Carlisle Companies (CSL) Proxy Filing summary
Event summary combining transcript, slides, and related documents.
Proxy Filing summary
1 Dec, 2025Executive summary
The 2025 Annual Meeting will be held on April 30, 2025, to elect three directors, approve executive compensation, and ratify the external auditor for 2025.
Shareholders of record as of March 5, 2025, are entitled to vote; 44,149,405 shares were outstanding as of the record date.
Voting can be done online, by phone, mail, or in person, with detailed instructions provided.
Voting matters and shareholder proposals
Proposals include electing three directors, an advisory vote on 2024 executive compensation, and ratification of Deloitte & Touche LLP as auditor for 2025.
The board recommends voting FOR all three proposals.
Shareholders can submit proposals for the 2026 meeting by November 18, 2025, following SEC and bylaw requirements.

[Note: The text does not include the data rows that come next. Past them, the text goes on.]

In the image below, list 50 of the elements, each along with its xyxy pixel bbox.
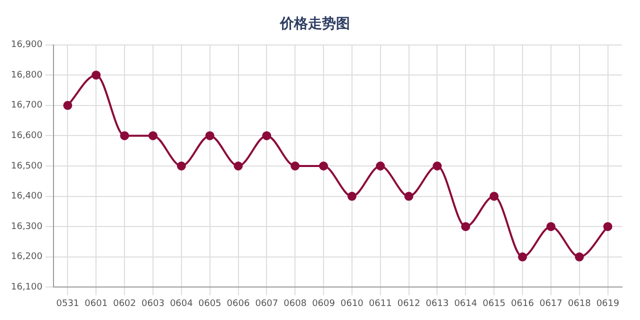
- point: [148, 131, 158, 140]
- x-tick-label: 0604: [170, 298, 194, 309]
- point: [518, 252, 528, 262]
- chart-title: 价格走势图: [279, 16, 350, 32]
- x-tick-label: 0609: [312, 298, 336, 309]
- point: [205, 131, 214, 140]
- x-tick-label: 0601: [84, 298, 108, 309]
- x-tick-label: 0608: [284, 298, 307, 309]
- point: [92, 70, 101, 80]
- point: [176, 162, 186, 170]
- y-tick-label: 16,600: [10, 131, 43, 142]
- x-tick-label: 0612: [397, 298, 420, 309]
- x-tick-label: 0603: [142, 298, 164, 309]
- point: [319, 162, 328, 170]
- point: [432, 162, 442, 170]
- x-tick-label: 0611: [368, 298, 392, 309]
- point: [603, 222, 612, 232]
- point: [234, 162, 243, 170]
- point: [290, 162, 300, 170]
- y-tick-label: 16,700: [10, 100, 43, 111]
- point: [461, 222, 470, 232]
- x-tick-label: 0602: [113, 298, 136, 309]
- point: [347, 192, 356, 201]
- point: [376, 162, 385, 170]
- x-tick-label: 0619: [596, 298, 620, 309]
- y-tick-label: 16,900: [10, 40, 43, 50]
- x-tick-label: 0615: [482, 298, 506, 309]
- point: [262, 131, 272, 140]
- x-tick-label: 0613: [426, 298, 449, 309]
- y-tick-label: 16,500: [10, 161, 43, 172]
- point: [120, 131, 130, 140]
- x-tick-label: 0618: [568, 298, 592, 309]
- y-tick-label: 16,200: [10, 252, 43, 262]
- point: [404, 192, 414, 201]
- point: [490, 192, 499, 201]
- x-tick-label: 0531: [56, 298, 80, 309]
- point: [63, 100, 72, 110]
- x-tick-label: 0614: [454, 298, 478, 309]
- y-tick-label: 16,300: [10, 222, 43, 232]
- x-tick-label: 0610: [340, 298, 364, 309]
- y-tick-label: 16,400: [10, 192, 43, 202]
- x-tick-label: 0605: [198, 298, 222, 309]
- x-tick-label: 0607: [255, 298, 278, 309]
- point: [546, 222, 556, 232]
- x-tick-label: 0616: [511, 298, 534, 309]
- point: [574, 252, 584, 262]
- x-tick-label: 0617: [539, 298, 562, 309]
- y-tick-label: 16,800: [10, 70, 43, 80]
- y-tick-label: 16,100: [10, 282, 43, 293]
- x-tick-label: 0606: [226, 298, 250, 309]
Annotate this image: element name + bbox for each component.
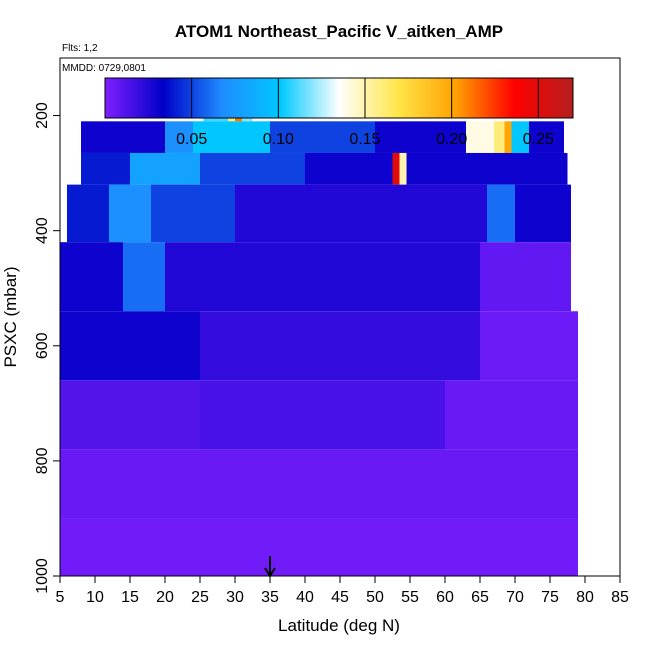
y-tick-label: 800	[34, 447, 51, 474]
y-tick-label: 600	[34, 332, 51, 359]
x-tick-label: 10	[86, 589, 104, 606]
colorbar-ticks: 0.05 0.10 0.15 0.20 0.25	[176, 78, 554, 148]
heatmap-cell-11	[504, 121, 512, 153]
heatmap-cell-29	[165, 242, 480, 312]
heatmap-cell-9	[466, 121, 494, 153]
heatmap-cell-24	[235, 184, 487, 243]
x-tick-label: 60	[436, 589, 454, 606]
heatmap-cell-32	[200, 311, 480, 381]
heatmap-cell-25	[487, 184, 515, 243]
date-label: MMDD: 0729,0801	[62, 63, 146, 74]
x-tick-label: 55	[401, 589, 419, 606]
heatmap-cell-21	[67, 184, 109, 243]
x-tick-label: 40	[296, 589, 314, 606]
heatmap-cell-16	[200, 152, 305, 185]
heatmap-cells	[60, 98, 578, 576]
y-tick-label: 400	[34, 217, 51, 244]
heatmap-cell-5	[165, 121, 193, 153]
x-axis-ticks: 5 10 15 20 25 30 35 40 45 50 55 60 65 70 75 80 85	[56, 576, 629, 606]
heatmap-cell-35	[200, 380, 445, 450]
marker-head	[264, 567, 276, 578]
x-tick-label: 5	[56, 589, 65, 606]
y-axis-label: PSXC (mbar)	[1, 266, 20, 367]
heatmap-cell-8	[375, 121, 466, 153]
heatmap-cell-17	[305, 152, 393, 185]
x-tick-label: 80	[576, 589, 594, 606]
x-tick-label: 45	[331, 589, 349, 606]
heatmap-cell-22	[109, 184, 151, 243]
heatmap-cell-36	[445, 380, 578, 450]
x-tick-label: 65	[471, 589, 489, 606]
chart-title: ATOM1 Northeast_Pacific V_aitken_AMP	[175, 22, 503, 41]
heatmap-cell-28	[123, 242, 165, 312]
colorbar-tick-label: 0.15	[349, 131, 380, 148]
heatmap-cell-30	[480, 242, 571, 312]
x-tick-label: 20	[156, 589, 174, 606]
x-tick-label: 30	[226, 589, 244, 606]
y-axis-ticks: 200 400 600 800 1000	[34, 102, 60, 594]
heatmap-cell-20	[406, 152, 568, 185]
y-tick-label: 200	[34, 102, 51, 129]
heatmap-cell-10	[494, 121, 505, 153]
heatmap-cell-12	[511, 121, 529, 153]
y-tick-label: 1000	[34, 558, 51, 594]
heatmap-cell-37	[60, 449, 578, 519]
heatmap-cell-13	[529, 121, 564, 153]
x-tick-label: 25	[191, 589, 209, 606]
x-axis-label: Latitude (deg N)	[278, 616, 400, 635]
x-tick-label: 35	[261, 589, 279, 606]
heatmap-cell-26	[515, 184, 571, 243]
heatmap-cell-7	[270, 121, 375, 153]
x-tick-label: 75	[541, 589, 559, 606]
heatmap-cell-14	[81, 152, 130, 185]
heatmap-cell-15	[130, 152, 200, 185]
x-tick-label: 15	[121, 589, 139, 606]
colorbar-tick-label: 0.05	[176, 131, 207, 148]
heatmap-cell-6	[193, 121, 270, 153]
heatmap-cell-34	[60, 380, 200, 450]
heatmap-cell-4	[81, 121, 165, 153]
flights-label: Flts: 1,2	[62, 43, 98, 54]
heatmap-cell-19	[399, 152, 407, 185]
x-tick-label: 50	[366, 589, 384, 606]
x-tick-label: 70	[506, 589, 524, 606]
colorbar-tick-label: 0.25	[523, 131, 554, 148]
heatmap-cell-27	[60, 242, 123, 312]
colorbar	[104, 77, 574, 119]
heatmap-cell-31	[60, 311, 200, 381]
colorbar-tick-label: 0.10	[263, 131, 294, 148]
colorbar-tick-label: 0.20	[436, 131, 467, 148]
latitude-marker-arrow	[264, 556, 276, 578]
heatmap-cell-38	[60, 518, 578, 576]
x-tick-label: 85	[611, 589, 629, 606]
heatmap-cell-18	[392, 152, 400, 185]
heatmap-cell-23	[151, 184, 235, 243]
heatmap-cell-33	[480, 311, 578, 381]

Board of directors and corporate governance
The board consists of 11 directors, divided into three classes; three are up for election for three-year terms.
Directors must submit resignations upon reaching age 72 or 18 years of service.
A majority of directors are independent per NYSE and SEC rules; the board has a Lead Independent Director.
Three standing committees: Audit, Compensation, and Corporate Governance and Nominating, each with defined roles and rotating chairs.
Board diversity is emphasized, including gender, race, and ethnicity.